Olaparib, an experimental drug from AstraZeneca found to have shrank or stabilized tumors in around half of ovarian cancer patients with an inherited gene mutation in early-stage clinical tests.

Stan Kaye, head of the Section of Medicine at the Institute of Cancer Research (ICR), said the results were very encouraging.

He said that the findings raise the possibility that carefully selected patients in future may well be offered olaparib as an alternative to chemotherapy.

Out of around 50 women with confirmed or suspected BRCA1 or BRCA2 gene mutations given olaparib in an expansion of a Phase I study, 20 responded with their tumors shrinking or with significant falls in a key cancer marker. The drug also stabilized disease in a further three patients.

It was effective for an average of seven months, although several patients were still taking olaparib nearly two years later, researchers from the ICR, the Royal Marsden Hospital and AstraZeneca reported in the Journal of Clinical Oncology.

Side-effects were mild, especially when compared to current chemotherapy treatments.

Platinum-based chemotherapy is one of the main treatments used for ovarian cancer. However, it can make patients very sick and typically loses effectiveness over time.

Olaparib efficacy was also lower in platinum-resistant patients but its clinical benefit rate was still 46 percent in this group, the study found.

Up to 15 percent of ovarian cancers have known BRCA1 or BRCA2 mutations. Experts believe olaparib may also be effective in cancers linked to other DNA repair defects, so the drug could have a role in about half of cases.

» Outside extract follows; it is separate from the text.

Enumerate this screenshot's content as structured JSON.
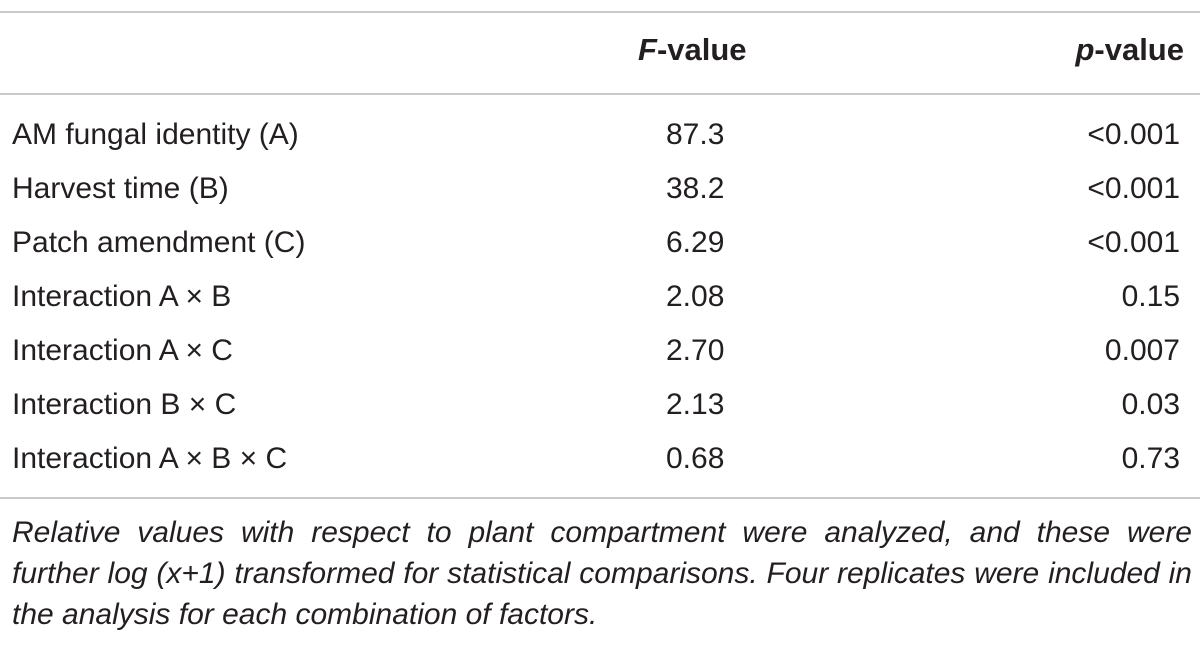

Randomized trials of olaparib in ovarian cancer are now underway and results will be available later this year.

Promising results with olaparib and another PARP drug from Sanofi-Aventis in women advanced breast cancer were one of the highlights of last year's meeting of the American Society of Clinical Oncology.

PARP is short for poly (ADP-ribose) polymerase, which is used by cancer cells to repair DNA damage. By blocking the enzyme, the drug is designed to undermine the ability of cancer cells to heal themselves.